Deprem olur, yardıma ilk koşan asker’dir. Sel olur, çığ olur,
yangın olur, yetiş asker. Uçak kazası olur, helikopter faciası olur, koş asker. Ağaçlandırmada bile, çalış asker.
E hani asli görevi sadece yurt savunmasıydı?
Hayır.
Her şey ondan beklenecek. Ama hiçbir konuda ağzını açıp konuşmayacak.
***
Bu da yalan.
Birilerinin hoşuna giden lâflar edecekse, konuş asker... Şu utanmazlara haddini bildir asker.
Mesele budur.
Darbeleri
teşvik ederken, muhtıraları alkışlarken asker ne karışıyor demek hiç akıllarına gelmez ama beğenmedikleri bir laf ederse, sus asker.
Niye sussun?
Terörle o boğuşmuyor mu?

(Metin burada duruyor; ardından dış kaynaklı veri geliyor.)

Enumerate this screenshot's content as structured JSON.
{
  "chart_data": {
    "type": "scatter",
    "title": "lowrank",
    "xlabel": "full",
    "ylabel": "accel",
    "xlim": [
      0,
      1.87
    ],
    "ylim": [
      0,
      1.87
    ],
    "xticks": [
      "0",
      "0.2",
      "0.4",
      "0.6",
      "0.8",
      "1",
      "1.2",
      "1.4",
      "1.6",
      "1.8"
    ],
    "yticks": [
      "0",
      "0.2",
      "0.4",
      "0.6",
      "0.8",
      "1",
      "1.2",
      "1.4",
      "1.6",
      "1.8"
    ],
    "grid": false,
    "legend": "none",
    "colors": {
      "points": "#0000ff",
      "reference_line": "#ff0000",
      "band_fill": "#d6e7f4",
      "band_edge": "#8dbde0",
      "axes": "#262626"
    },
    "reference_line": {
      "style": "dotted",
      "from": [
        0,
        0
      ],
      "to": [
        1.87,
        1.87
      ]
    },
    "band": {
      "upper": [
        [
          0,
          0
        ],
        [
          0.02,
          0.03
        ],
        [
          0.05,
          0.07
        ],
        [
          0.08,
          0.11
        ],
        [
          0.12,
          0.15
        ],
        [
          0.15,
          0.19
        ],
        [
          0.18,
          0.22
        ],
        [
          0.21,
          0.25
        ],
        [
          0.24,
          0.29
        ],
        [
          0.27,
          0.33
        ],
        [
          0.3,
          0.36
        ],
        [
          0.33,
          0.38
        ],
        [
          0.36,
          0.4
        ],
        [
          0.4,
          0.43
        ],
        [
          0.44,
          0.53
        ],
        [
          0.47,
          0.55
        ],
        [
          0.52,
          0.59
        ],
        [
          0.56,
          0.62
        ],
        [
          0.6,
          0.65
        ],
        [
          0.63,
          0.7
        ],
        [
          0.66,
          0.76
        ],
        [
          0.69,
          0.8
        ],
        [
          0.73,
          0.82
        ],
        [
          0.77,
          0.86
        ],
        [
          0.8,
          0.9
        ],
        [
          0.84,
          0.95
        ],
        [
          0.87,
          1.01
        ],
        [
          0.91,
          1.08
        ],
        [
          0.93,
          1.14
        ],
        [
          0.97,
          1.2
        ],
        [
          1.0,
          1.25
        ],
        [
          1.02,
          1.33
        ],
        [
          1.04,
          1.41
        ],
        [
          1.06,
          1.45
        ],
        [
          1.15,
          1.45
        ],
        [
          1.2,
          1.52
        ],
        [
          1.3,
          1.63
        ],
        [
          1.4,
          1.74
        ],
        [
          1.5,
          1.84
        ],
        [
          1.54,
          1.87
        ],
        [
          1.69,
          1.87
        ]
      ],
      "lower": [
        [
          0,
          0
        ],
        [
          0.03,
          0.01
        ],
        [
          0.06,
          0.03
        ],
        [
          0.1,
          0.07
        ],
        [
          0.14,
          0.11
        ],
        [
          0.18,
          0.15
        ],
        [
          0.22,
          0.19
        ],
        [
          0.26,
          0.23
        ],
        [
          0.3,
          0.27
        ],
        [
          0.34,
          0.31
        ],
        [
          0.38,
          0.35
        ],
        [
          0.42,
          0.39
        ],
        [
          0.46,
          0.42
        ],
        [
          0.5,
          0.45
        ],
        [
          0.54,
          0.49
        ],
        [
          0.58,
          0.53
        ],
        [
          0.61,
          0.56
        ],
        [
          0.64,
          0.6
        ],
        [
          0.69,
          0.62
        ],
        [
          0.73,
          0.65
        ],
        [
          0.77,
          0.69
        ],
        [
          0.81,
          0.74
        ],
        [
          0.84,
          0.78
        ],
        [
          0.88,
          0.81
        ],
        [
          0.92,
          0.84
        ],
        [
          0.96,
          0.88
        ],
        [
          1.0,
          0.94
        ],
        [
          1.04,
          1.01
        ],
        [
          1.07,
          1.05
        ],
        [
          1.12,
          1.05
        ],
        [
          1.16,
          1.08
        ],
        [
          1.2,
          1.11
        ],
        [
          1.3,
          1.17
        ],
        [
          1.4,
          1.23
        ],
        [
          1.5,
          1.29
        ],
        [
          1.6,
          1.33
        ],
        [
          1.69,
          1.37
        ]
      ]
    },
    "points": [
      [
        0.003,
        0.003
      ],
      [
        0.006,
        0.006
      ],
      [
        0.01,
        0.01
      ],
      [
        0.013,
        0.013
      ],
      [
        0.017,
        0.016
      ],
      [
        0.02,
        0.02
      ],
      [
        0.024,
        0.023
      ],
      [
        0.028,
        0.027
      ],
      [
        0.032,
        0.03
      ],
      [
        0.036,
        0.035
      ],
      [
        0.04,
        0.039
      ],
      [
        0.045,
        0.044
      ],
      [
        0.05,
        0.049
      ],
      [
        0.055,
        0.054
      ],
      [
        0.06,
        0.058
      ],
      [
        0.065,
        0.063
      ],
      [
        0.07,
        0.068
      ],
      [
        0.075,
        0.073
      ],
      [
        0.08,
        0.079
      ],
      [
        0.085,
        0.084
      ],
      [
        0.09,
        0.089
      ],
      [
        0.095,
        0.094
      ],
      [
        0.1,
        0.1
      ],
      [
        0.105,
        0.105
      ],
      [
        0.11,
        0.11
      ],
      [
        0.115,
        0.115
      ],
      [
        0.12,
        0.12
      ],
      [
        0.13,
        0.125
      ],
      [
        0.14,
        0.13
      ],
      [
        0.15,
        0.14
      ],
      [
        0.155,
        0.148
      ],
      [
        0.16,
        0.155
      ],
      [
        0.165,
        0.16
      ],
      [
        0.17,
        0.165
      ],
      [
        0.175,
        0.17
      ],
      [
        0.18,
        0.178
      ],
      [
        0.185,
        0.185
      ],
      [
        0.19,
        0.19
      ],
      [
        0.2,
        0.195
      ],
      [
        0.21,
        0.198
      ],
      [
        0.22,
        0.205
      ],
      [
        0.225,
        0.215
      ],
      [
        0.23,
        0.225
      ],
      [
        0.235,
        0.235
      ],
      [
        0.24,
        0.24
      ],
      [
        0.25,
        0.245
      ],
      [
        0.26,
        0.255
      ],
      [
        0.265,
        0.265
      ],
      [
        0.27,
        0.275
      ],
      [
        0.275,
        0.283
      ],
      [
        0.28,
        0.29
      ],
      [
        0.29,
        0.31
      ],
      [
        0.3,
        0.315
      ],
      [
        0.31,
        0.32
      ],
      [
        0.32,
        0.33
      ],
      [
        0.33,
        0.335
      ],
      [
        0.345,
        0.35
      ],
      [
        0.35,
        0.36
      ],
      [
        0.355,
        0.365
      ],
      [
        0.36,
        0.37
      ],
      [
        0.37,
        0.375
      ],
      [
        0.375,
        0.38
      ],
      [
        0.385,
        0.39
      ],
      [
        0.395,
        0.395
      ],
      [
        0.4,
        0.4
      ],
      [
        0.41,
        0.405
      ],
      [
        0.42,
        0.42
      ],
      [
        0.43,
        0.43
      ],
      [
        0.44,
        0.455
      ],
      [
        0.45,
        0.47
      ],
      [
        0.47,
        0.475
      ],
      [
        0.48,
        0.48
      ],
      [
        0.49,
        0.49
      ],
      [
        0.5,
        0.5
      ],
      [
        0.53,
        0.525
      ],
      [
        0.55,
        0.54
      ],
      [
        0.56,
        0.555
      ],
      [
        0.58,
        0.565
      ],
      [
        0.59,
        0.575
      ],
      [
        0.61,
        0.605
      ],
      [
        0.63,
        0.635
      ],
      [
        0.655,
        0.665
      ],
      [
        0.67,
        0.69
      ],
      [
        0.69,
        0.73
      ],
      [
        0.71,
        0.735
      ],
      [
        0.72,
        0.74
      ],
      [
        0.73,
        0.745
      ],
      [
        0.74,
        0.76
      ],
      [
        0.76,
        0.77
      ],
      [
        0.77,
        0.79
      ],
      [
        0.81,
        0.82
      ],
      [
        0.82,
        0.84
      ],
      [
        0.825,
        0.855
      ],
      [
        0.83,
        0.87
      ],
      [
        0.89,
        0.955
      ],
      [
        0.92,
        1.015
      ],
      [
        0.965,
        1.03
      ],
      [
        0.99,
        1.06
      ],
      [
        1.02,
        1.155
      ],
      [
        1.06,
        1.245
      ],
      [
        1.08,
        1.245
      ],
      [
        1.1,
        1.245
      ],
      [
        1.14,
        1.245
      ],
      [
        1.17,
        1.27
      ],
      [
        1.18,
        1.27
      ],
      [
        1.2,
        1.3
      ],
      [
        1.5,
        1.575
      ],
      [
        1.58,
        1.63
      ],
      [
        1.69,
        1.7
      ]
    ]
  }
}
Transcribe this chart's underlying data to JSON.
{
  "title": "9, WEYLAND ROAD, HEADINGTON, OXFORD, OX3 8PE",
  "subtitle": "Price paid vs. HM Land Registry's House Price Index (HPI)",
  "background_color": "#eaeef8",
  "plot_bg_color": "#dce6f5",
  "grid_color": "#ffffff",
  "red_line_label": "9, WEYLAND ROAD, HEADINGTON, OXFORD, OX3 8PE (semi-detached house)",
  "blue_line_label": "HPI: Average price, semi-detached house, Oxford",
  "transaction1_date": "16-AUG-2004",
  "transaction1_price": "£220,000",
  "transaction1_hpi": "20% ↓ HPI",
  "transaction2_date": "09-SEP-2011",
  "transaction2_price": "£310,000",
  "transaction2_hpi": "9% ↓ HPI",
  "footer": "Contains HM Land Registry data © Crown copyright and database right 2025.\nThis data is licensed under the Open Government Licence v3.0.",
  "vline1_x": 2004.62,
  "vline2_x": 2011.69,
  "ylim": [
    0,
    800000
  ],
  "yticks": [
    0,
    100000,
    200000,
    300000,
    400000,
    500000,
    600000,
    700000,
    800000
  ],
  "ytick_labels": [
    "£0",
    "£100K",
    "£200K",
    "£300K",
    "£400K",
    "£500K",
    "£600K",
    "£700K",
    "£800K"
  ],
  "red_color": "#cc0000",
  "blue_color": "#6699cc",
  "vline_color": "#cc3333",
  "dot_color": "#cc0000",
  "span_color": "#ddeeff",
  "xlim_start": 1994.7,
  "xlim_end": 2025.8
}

Senin turist olarak bile giremediğin yöreleri o gözlemiyor mu?
Konuştuğu da nedir ki?
Vatanın bölünmezliği’yle ilgili birkaç cümle... Siyasetle ilgisi yok.
***
Eleştirenlere de bir bakar mısınız? Kimler?
28 Şubat’ın ayıpları hâlâ paçalarından akan adamlar bunlar. Hiç utanmıyorlar.
Haa... Bunlar böyledir de, öbürleri nasıldır? En demokrat olanı bile çıkıp demiştir ki 12 Eylül’de:
- Bu ihtilâller hep bizi mi buluyor?
Yani, başkasını bulsa
itiraz etmeyecek... Yâni, ihtilâlden şikâyeti, sadece muhatap olmak...
Nitekim 28 Şubat’ta ne kadar mutluydular.